At the same time, Bevins doesn’t understand—at least in the book—the fact that the US is an Empire, and that the United States is the homeland of it; thus, money expanded on the military and/or shipping arms to subordinate states to help protect them from their citizens—i.e., to maintain the Empire—is money taken away from Americans either directly from not being spent on items such as health care, education, climate mitigation, infrastructure maintenance, etc., or indirectly by expenditures beyond a balanced budget and thus going to pay hundreds of millions of dollars in interest yearly to rich individuals and countries who buy US bonds (while our national debt has exploded by over $32 trillion since 1981).
In other words, I argue it important to at least recognize the potential of mass actions in the United States (and other imperial countries) as they will or will not effect the ability of each subordinate country to change its relationship to the Empire. Yet, I argue they must be considered.
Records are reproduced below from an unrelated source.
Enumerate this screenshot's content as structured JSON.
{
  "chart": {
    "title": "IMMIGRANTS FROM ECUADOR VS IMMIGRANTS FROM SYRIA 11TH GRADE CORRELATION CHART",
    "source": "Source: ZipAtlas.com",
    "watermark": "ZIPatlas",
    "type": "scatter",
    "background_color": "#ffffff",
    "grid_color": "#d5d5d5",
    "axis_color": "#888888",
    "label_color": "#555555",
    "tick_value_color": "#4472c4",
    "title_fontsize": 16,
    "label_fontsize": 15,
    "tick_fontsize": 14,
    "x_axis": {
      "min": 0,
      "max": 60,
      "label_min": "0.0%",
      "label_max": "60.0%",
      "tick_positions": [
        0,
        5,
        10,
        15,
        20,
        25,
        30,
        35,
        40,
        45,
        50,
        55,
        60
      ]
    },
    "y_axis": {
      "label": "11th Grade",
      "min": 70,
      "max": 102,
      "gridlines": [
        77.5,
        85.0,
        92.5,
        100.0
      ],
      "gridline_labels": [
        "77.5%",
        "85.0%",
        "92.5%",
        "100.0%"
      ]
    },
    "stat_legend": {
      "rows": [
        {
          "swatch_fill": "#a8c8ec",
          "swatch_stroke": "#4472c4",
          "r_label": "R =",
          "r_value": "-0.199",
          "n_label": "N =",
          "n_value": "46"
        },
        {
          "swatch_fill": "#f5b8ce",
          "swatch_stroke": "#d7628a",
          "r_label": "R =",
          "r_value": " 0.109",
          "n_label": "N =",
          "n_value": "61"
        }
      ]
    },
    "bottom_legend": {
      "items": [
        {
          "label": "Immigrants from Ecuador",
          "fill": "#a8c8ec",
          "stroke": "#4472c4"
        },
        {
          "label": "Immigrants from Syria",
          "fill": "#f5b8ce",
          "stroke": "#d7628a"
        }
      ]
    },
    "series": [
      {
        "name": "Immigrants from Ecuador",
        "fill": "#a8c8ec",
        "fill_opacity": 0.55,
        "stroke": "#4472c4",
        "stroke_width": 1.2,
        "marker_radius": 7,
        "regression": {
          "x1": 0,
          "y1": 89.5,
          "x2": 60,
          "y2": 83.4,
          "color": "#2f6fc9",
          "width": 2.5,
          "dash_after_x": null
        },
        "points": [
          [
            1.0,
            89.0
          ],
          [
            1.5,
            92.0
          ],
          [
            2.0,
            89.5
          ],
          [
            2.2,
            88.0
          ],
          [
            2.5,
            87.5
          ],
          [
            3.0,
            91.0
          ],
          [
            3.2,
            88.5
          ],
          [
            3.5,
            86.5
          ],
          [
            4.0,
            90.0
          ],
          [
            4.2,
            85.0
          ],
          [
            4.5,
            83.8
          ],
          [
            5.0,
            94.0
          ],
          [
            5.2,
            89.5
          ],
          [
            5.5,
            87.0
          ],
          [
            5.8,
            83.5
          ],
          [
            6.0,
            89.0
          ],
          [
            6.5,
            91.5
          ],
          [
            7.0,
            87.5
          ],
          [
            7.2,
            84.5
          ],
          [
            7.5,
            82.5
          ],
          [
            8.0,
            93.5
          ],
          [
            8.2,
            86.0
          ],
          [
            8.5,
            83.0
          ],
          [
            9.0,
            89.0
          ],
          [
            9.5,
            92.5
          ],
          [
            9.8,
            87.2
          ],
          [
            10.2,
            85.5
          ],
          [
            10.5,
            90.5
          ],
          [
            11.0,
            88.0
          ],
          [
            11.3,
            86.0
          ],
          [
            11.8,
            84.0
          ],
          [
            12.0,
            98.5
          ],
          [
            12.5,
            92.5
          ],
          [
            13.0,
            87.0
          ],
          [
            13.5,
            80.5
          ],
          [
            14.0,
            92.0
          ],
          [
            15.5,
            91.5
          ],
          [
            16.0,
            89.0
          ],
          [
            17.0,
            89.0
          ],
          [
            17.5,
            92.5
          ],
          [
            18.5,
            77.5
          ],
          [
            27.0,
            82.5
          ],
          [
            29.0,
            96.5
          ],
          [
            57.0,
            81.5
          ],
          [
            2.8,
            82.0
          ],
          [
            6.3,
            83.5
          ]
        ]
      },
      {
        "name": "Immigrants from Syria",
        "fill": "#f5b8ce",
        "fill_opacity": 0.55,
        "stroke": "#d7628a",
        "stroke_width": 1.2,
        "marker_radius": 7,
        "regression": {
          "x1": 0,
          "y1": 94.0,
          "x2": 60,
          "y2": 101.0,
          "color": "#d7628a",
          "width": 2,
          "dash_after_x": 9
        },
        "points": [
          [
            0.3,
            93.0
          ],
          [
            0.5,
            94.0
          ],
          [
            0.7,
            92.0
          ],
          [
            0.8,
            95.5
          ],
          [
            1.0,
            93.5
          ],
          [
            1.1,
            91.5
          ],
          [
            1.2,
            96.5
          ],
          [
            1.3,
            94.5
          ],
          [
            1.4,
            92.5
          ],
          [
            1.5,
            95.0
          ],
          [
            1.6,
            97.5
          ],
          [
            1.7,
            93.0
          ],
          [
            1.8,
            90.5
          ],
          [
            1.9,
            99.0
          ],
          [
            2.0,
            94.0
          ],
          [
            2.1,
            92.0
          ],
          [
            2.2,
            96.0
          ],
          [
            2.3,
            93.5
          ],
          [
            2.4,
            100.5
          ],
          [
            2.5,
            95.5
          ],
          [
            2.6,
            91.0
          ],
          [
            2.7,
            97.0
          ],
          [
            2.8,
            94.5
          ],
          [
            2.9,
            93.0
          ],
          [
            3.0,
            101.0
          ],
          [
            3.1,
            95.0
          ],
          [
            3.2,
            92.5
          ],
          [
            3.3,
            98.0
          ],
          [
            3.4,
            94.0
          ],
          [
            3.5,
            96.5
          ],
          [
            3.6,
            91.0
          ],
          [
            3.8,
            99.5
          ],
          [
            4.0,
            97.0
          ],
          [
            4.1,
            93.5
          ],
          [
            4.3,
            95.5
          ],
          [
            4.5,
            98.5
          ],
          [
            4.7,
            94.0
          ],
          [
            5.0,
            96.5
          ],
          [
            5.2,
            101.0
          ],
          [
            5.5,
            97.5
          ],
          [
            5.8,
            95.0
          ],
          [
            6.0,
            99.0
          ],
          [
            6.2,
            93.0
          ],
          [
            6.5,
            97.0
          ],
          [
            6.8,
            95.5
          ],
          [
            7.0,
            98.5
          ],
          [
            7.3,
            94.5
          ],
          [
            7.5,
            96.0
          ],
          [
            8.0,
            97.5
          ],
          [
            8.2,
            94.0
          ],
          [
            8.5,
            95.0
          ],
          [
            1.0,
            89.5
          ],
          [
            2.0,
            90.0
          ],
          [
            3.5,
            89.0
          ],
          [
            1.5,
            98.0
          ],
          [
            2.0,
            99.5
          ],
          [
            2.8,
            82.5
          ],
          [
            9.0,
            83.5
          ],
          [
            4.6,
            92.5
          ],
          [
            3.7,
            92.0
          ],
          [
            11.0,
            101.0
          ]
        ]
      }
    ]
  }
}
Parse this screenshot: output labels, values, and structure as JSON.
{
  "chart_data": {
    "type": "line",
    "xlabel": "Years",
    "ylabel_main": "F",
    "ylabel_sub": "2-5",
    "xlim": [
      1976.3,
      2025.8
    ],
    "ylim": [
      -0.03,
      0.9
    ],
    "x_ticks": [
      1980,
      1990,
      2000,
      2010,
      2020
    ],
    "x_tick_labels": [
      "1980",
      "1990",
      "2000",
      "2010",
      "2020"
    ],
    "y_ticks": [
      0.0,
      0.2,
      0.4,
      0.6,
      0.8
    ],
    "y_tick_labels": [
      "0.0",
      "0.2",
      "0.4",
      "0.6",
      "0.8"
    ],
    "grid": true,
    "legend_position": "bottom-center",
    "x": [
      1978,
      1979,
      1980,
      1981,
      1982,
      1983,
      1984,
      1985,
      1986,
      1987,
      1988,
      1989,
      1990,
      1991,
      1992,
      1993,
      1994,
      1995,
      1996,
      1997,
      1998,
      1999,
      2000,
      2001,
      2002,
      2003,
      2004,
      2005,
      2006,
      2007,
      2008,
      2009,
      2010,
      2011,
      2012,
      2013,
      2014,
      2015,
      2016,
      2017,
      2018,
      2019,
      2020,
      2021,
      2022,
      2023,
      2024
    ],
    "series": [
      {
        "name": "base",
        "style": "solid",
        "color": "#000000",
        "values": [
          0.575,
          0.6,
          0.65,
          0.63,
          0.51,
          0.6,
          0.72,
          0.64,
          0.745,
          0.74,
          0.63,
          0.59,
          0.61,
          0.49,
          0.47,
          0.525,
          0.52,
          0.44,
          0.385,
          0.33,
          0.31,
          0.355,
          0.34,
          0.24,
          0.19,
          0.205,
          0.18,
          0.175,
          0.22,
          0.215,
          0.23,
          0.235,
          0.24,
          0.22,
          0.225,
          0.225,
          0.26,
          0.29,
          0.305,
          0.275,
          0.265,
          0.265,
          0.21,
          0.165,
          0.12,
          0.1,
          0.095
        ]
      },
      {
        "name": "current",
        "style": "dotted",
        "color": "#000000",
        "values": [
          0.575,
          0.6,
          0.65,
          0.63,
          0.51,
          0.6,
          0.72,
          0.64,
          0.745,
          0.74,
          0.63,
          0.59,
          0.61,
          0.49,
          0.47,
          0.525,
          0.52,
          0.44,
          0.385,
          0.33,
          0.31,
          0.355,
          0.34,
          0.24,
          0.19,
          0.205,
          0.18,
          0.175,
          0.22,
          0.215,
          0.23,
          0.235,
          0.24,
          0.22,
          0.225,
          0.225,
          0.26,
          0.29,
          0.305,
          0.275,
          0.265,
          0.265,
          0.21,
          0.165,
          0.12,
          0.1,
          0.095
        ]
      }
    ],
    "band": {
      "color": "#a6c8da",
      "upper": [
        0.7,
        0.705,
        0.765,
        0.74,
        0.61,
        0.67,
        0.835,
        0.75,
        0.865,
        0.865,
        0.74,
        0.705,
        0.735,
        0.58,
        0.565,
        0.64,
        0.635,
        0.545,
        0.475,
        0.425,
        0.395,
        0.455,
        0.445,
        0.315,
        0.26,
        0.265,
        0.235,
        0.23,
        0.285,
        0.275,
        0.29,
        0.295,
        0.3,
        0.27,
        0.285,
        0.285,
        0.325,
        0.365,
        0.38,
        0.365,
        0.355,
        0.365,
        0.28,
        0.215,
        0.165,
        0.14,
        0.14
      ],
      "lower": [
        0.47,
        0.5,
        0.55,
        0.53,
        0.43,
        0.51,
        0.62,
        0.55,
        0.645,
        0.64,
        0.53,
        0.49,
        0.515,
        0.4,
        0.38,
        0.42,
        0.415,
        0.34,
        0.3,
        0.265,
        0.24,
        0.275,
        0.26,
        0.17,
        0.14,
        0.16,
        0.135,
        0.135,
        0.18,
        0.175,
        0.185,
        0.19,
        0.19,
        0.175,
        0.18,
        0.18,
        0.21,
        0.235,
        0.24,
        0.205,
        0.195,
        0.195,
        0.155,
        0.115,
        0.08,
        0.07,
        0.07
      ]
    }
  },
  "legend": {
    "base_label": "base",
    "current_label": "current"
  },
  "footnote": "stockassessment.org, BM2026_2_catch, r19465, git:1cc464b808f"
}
While the right has done (unfortunately) a magnificent job in demonizing the left over the years, and especially the terms “socialism” and “communism,” the reality of increasing impoverishment and economic inequality, reduced opportunity for younger people in general, and increasingly recognized bankruptcy of the established political system, offers the left (however defined) an increasing opportunity to reach out to “ordinary” Americans in ways they’ve been unable to utilize in the post-World War II period (post-1945). Whether the left can take advantage of this opening in the US remains to be seen, but it certainly suggests that shifting attention from a national to a global level (as Bevins implies) needs to address questions of building global solidarity between those in the imperial and formerly colonized countries in ways that supports organization from below around the world wherever it can be established.
In short, I think Vincent Bevins has written an extremely important book that should be widely and critically read, especially by activists as well as scholars. There is a lot of extremely important description and analysis to be processed, while arguing he could have gone further. Nonetheless, I think he’s to be congratulated for a major accomplishment!